We are seeking a Cloud Operations Lead to support a leading IT R&D organization in Kolkata. This role ensures the stability, performance, and security of cloud-based systems while driving operational excellence through proactive monitoring, incident management, automation, and capacity planning. You will lead cross-functional teams, optimize cloud resources for cost efficiency, and champion automation to reduce manual effort and improve reliability.

Key Responsibilities

Cloud Operations & Reliability

Manage day-to-day operations across production, staging, and development cloud environments within an R&D context.
Ensure high availability of services through robust monitoring, alerting, and incident response processes.
Lead root cause analyses (RCA) and post-mortem reviews to drive continuous improvement.
Implement observability practices including logging, tracing, and metrics for proactive issue detection.
Oversee patch management and maintenance to ensure systems remain secure and up-to-date.

Automation & Optimization

Develop and maintain automation scripts for provisioning, scaling, and monitoring cloud resources.
Optimize cloud usage through rightsizing, reserved instances, and cost governance (FinOps).
Standardize operational runbooks and playbooks to streamline processes and reduce manual effort.

Security & Compliance

Enforce security baselines, including IAM, encryption, and network segmentation across cloud services.
Collaborate with security teams to implement cloud-native security tools and respond to threats.
Ensure compliance with regulatory standards and audits (SOC 2, ISO 27001, GDPR, HIPAA where applicable).

Team Leadership & Collaboration

Lead, mentor, and develop a team of cloud operations engineers.
Promote a culture of SRE/DevOps best practices, automation, and operational reliability.
Partner with application, DevOps, and networking teams to support business-critical R&D initiatives.
Act as escalation point for critical incidents and operational challenges.

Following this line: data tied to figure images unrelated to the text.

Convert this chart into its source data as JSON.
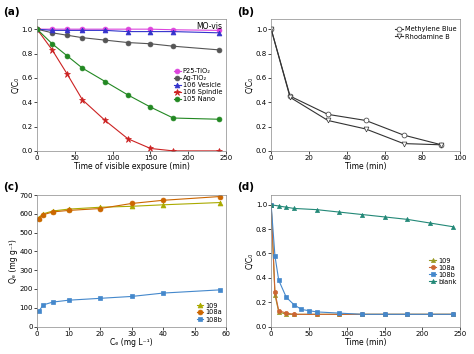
{
  "panel_a": {
    "title": "MO-vis",
    "xlabel": "Time of visible exposure (min)",
    "ylabel": "C/C₀",
    "xlim": [
      0,
      250
    ],
    "ylim": [
      0.0,
      1.08
    ],
    "yticks": [
      0.0,
      0.2,
      0.4,
      0.6,
      0.8,
      1.0
    ],
    "xticks": [
      0,
      50,
      100,
      150,
      200,
      250
    ],
    "series": [
      {
        "label": "P25-TiO₂",
        "color": "#dd44dd",
        "marker": "o",
        "markersize": 3.5,
        "markerfacecolor": "#dd44dd",
        "markeredgecolor": "#dd44dd",
        "linestyle": "-",
        "linewidth": 0.8,
        "x": [
          0,
          20,
          40,
          60,
          90,
          120,
          150,
          180,
          240
        ],
        "y": [
          1.0,
          1.0,
          1.0,
          1.0,
          1.0,
          1.0,
          1.0,
          0.995,
          0.99
        ]
      },
      {
        "label": "Ag-TiO₂",
        "color": "#555555",
        "marker": "o",
        "markersize": 3.5,
        "markerfacecolor": "#555555",
        "markeredgecolor": "#555555",
        "linestyle": "-",
        "linewidth": 0.8,
        "x": [
          0,
          20,
          40,
          60,
          90,
          120,
          150,
          180,
          240
        ],
        "y": [
          1.0,
          0.97,
          0.95,
          0.93,
          0.91,
          0.89,
          0.88,
          0.86,
          0.83
        ]
      },
      {
        "label": "106 Vesicle",
        "color": "#3333cc",
        "marker": "^",
        "markersize": 3.5,
        "markerfacecolor": "#3333cc",
        "markeredgecolor": "#3333cc",
        "linestyle": "-",
        "linewidth": 0.8,
        "x": [
          0,
          20,
          40,
          60,
          90,
          120,
          150,
          180,
          240
        ],
        "y": [
          1.0,
          0.99,
          0.99,
          0.99,
          0.99,
          0.98,
          0.98,
          0.98,
          0.97
        ]
      },
      {
        "label": "106 Spindle",
        "color": "#cc2222",
        "marker": "*",
        "markersize": 4.5,
        "markerfacecolor": "#cc2222",
        "markeredgecolor": "#cc2222",
        "linestyle": "-",
        "linewidth": 0.8,
        "x": [
          0,
          20,
          40,
          60,
          90,
          120,
          150,
          180,
          240
        ],
        "y": [
          1.0,
          0.83,
          0.63,
          0.42,
          0.25,
          0.1,
          0.02,
          0.0,
          0.0
        ]
      },
      {
        "label": "105 Nano",
        "color": "#228822",
        "marker": "o",
        "markersize": 3.5,
        "markerfacecolor": "#228822",
        "markeredgecolor": "#228822",
        "linestyle": "-",
        "linewidth": 0.8,
        "x": [
          0,
          20,
          40,
          60,
          90,
          120,
          150,
          180,
          240
        ],
        "y": [
          1.0,
          0.88,
          0.78,
          0.68,
          0.57,
          0.46,
          0.36,
          0.27,
          0.26
        ]
      }
    ]
  },
  "panel_b": {
    "xlabel": "Time (min)",
    "ylabel": "C/C₀",
    "xlim": [
      0,
      100
    ],
    "ylim": [
      0.0,
      1.08
    ],
    "yticks": [
      0.0,
      0.2,
      0.4,
      0.6,
      0.8,
      1.0
    ],
    "xticks": [
      0,
      20,
      40,
      60,
      80,
      100
    ],
    "series": [
      {
        "label": "Methylene Blue",
        "color": "#333333",
        "marker": "o",
        "markersize": 3.5,
        "markerfacecolor": "white",
        "markeredgecolor": "#333333",
        "linestyle": "-",
        "linewidth": 0.8,
        "x": [
          0,
          10,
          30,
          50,
          70,
          90
        ],
        "y": [
          1.0,
          0.45,
          0.3,
          0.25,
          0.13,
          0.05
        ]
      },
      {
        "label": "Rhodamine B",
        "color": "#333333",
        "marker": "v",
        "markersize": 3.5,
        "markerfacecolor": "white",
        "markeredgecolor": "#333333",
        "linestyle": "-",
        "linewidth": 0.8,
        "x": [
          0,
          10,
          30,
          50,
          70,
          90
        ],
        "y": [
          1.0,
          0.44,
          0.25,
          0.18,
          0.06,
          0.05
        ]
      }
    ]
  },
  "panel_c": {
    "xlabel": "Cₑ (mg L⁻¹)",
    "ylabel": "Qₑ (mg g⁻¹)",
    "xlim": [
      0,
      60
    ],
    "ylim": [
      0,
      700
    ],
    "yticks": [
      0,
      100,
      200,
      300,
      400,
      500,
      600,
      700
    ],
    "xticks": [
      0,
      10,
      20,
      30,
      40,
      50,
      60
    ],
    "series": [
      {
        "label": "109",
        "color": "#aaaa00",
        "marker": "^",
        "markersize": 3.5,
        "markerfacecolor": "#aaaa00",
        "markeredgecolor": "#aaaa00",
        "linestyle": "-",
        "linewidth": 0.8,
        "x": [
          0.5,
          2,
          5,
          10,
          20,
          30,
          40,
          58
        ],
        "y": [
          580,
          600,
          615,
          625,
          635,
          640,
          648,
          660
        ]
      },
      {
        "label": "108a",
        "color": "#cc6600",
        "marker": "o",
        "markersize": 3.5,
        "markerfacecolor": "#cc6600",
        "markeredgecolor": "#cc6600",
        "linestyle": "-",
        "linewidth": 0.8,
        "x": [
          0.5,
          2,
          5,
          10,
          20,
          30,
          40,
          58
        ],
        "y": [
          575,
          595,
          610,
          618,
          628,
          655,
          672,
          692
        ]
      },
      {
        "label": "108b",
        "color": "#4488cc",
        "marker": "s",
        "markersize": 3.5,
        "markerfacecolor": "#4488cc",
        "markeredgecolor": "#4488cc",
        "linestyle": "-",
        "linewidth": 0.8,
        "x": [
          0.5,
          2,
          5,
          10,
          20,
          30,
          40,
          58
        ],
        "y": [
          80,
          115,
          130,
          140,
          150,
          160,
          178,
          195
        ]
      }
    ]
  },
  "panel_d": {
    "xlabel": "Time (min)",
    "ylabel": "C/C₀",
    "xlim": [
      0,
      250
    ],
    "ylim": [
      0.0,
      1.08
    ],
    "yticks": [
      0.0,
      0.2,
      0.4,
      0.6,
      0.8,
      1.0
    ],
    "xticks": [
      0,
      50,
      100,
      150,
      200,
      250
    ],
    "series": [
      {
        "label": "109",
        "color": "#999922",
        "marker": "^",
        "markersize": 3,
        "markerfacecolor": "#999922",
        "markeredgecolor": "#999922",
        "linestyle": "-",
        "linewidth": 0.8,
        "x": [
          0,
          5,
          10,
          20,
          30,
          60,
          90,
          120,
          150,
          180,
          210,
          240
        ],
        "y": [
          1.0,
          0.26,
          0.12,
          0.1,
          0.1,
          0.1,
          0.1,
          0.1,
          0.1,
          0.1,
          0.1,
          0.1
        ]
      },
      {
        "label": "108a",
        "color": "#cc6633",
        "marker": "o",
        "markersize": 3,
        "markerfacecolor": "#cc6633",
        "markeredgecolor": "#cc6633",
        "linestyle": "-",
        "linewidth": 0.8,
        "x": [
          0,
          5,
          10,
          20,
          30,
          60,
          90,
          120,
          150,
          180,
          210,
          240
        ],
        "y": [
          1.0,
          0.28,
          0.13,
          0.11,
          0.1,
          0.1,
          0.1,
          0.1,
          0.1,
          0.1,
          0.1,
          0.1
        ]
      },
      {
        "label": "108b",
        "color": "#4488cc",
        "marker": "s",
        "markersize": 3,
        "markerfacecolor": "#4488cc",
        "markeredgecolor": "#4488cc",
        "linestyle": "-",
        "linewidth": 0.8,
        "x": [
          0,
          5,
          10,
          20,
          30,
          40,
          50,
          60,
          90,
          120,
          150,
          180,
          210,
          240
        ],
        "y": [
          1.0,
          0.58,
          0.38,
          0.24,
          0.18,
          0.14,
          0.13,
          0.12,
          0.11,
          0.1,
          0.1,
          0.1,
          0.1,
          0.1
        ]
      },
      {
        "label": "blank",
        "color": "#228877",
        "marker": "^",
        "markersize": 3,
        "markerfacecolor": "#228877",
        "markeredgecolor": "#228877",
        "linestyle": "-",
        "linewidth": 0.8,
        "x": [
          0,
          10,
          20,
          30,
          60,
          90,
          120,
          150,
          180,
          210,
          240
        ],
        "y": [
          1.0,
          0.99,
          0.98,
          0.97,
          0.96,
          0.94,
          0.92,
          0.9,
          0.88,
          0.85,
          0.82
        ]
      }
    ]
  },
  "label_fontsize": 5.5,
  "tick_fontsize": 5,
  "legend_fontsize": 4.8
}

Vendor & Stakeholder Management

Manage relationships with cloud providers (AWS, Azure, GCP) and monitoring tool vendors.
Provide operational metrics and status updates to senior leadership.
Collaborate with finance to align cloud cost forecasts and budget planning.

Required Qualifications

Education & Experience

Bachelor's degree in Computer Science, IT, or a related field.
58 years of experience in cloud operations, SRE, or IT infrastructure.
2+ years in a leadership role managing operational teams, preferably in an R&D environment.

Technical Skills

Expertise in at least one major cloud platform (AWS, Azure, GCP).
Hands-on experience with monitoring and observability tools (CloudWatch, Datadog, New Relic, Prometheus).
Strong knowledge of Infrastructure as Code (Terraform, CloudFormation, ARM templates).
Experience with incident management frameworks (ITIL, SRE principles, PagerDuty/On-Call rotations).
Familiarity with container orchestration (Kubernetes, ECS, AKS, GKE) and CI/CD pipelines.
Understanding of cloud security best practices and compliance frameworks.

Soft Skills

Proven ability to lead and inspire teams in a fast-paced R&D environment.
Strong problem-solving, decision-making, and communication skills.
Collaborative mindset to work effectively with technical and business stakeholders.

Preferred Qualifications

Cloud certifications (AWS SysOps, Azure Administrator, Google Cloud DevOps Engineer, or equivalent).
Experience managing multi-cloud environments.
Knowledge of FinOps and cost governance frameworks.
Familiarity with ITIL processes or formal service management frameworks.

Key Success Metrics

System Uptime: Meet or exceed availability SLAs (>99.9%).
Incident Response: Reduced MTTR (Mean Time to Resolution) for critical incidents.
Cost Efficiency: Optimize resource utilization and achieve measurable cloud cost savings.
Automation: Increase automation coverage for operational tasks year over year.
Team Performance: Maintain high team engagement and development.